Une équipe nombreuse et dynamique que j’ai eu l’occasion de rencontrer, et j’ai le plaisir et la chance d’en connaitre certains membres personnellement, fait un travail titanesque, et pas uniquement de descriptions, sur la biologie, l’éthologie, la chimie, la génétique… etc.
Beaucoup de travail les attend encore, afin de répertorier un tas d’espèces, non décrites, et/ou à découvrir.
Également l’aide et les apports faits par des amateurs éclairés (aquariophiles, plongeurs), permet d’espérer de belles avancées dans les années à venir.Notons pour exemple que les petits « Lepidiolamprologus » rejoignent les Neolamprologus…etc.
https://doi.org/10.1016/j.jglr.2019.05.009
0380-1330/© 2019 Les Auteurs.
Publié par Elsevier B.V. au nom de l’Association internationale pour la recherche sur les Grands Lacs.
Ceci est un article en libre accès sous la licence CC BY-NC-ND
(https://creativecommons.org/licenses/by-nc-nd/4.0/).
Traduction Benoît Jonas – Relecture: Adrian Indermaur, Yves Fermon
D’après Fabrizia Ronco ⁎, Heinz H. Büscher, Adrian Indermaur, Walter Salzburger
Zoological Institute, University of Basel, Vesalgasse 1, 4051 Basel, Switzerland
Résumé:
Le lac Tanganyika en Afrique de l’Est abrite l’assemblage écologique et morphologique le plus diversifié de cichlidés du monde, et le troisième plus riche en espèces après les lacs Malawi et Victoria. Malgré un intérêt scientifique stable pour les groupes d’espèces de cichlidés des Grands Lacs d’Afrique de l’Est, par exemple dans le contexte de la radiation adaptative et de la diversification explosive, leur taxinomie et leur systématique ne sont que partiellement explorées; et de nombreuses espèces de cichlidés attendent toujours une description officielle.
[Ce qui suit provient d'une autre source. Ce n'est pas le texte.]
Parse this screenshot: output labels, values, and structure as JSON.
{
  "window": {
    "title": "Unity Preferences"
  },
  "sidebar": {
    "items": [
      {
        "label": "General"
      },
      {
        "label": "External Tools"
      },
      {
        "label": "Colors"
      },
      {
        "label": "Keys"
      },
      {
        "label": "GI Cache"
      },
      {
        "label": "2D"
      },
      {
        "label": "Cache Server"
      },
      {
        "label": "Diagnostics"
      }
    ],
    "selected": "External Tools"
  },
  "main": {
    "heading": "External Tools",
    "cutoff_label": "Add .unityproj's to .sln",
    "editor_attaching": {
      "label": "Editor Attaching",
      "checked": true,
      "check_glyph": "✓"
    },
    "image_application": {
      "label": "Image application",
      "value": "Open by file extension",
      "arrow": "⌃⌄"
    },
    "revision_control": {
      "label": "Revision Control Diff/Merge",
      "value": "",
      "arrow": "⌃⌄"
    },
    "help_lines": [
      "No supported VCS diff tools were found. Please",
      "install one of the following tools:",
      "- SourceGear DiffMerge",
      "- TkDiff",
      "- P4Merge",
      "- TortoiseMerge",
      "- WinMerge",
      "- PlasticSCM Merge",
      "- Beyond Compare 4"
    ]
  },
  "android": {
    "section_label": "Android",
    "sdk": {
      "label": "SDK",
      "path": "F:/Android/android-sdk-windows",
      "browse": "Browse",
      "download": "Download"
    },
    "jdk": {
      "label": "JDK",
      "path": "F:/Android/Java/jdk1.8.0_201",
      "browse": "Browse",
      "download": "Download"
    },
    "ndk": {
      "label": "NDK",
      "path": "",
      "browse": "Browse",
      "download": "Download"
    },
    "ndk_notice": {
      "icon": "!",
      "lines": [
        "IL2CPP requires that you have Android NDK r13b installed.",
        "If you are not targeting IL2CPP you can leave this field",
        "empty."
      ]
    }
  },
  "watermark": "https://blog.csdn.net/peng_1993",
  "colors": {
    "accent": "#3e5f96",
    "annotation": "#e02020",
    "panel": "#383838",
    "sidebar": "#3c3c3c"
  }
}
Ici, nous fournissons un inventaire actuel des cichlidés du lac Tanganyika, fournissant une liste complète de toutes les 208 espèces valides, et discutons du statut taxinomique de plus de 50 taxa non décrits sur la base de la littérature disponible ainsi que de nos propres observations et collections autour du lac. Cela nous amène à conclure qu’il y a au moins 241 espèces de cichlidés présentes dans le lac Tanganyika, toutes sauf deux sont endémiques au bassin. Nous résumons enfin certains des principaux défis taxinomiques concernant les cichlidés du lac Tanganyika. L’inventaire taxinomique des cichlidés du lac présenté ici facilitera les recherches futures sur la taxinomie et la systématique ainsi que sur l’écologie et l’évolution des groupes d’espèces, ainsi que leur conservation.
Contenu:
Introduction. . . . . . . . . . . . . . . . . . . . . . . . . . . . . . . . . . . . . . . . .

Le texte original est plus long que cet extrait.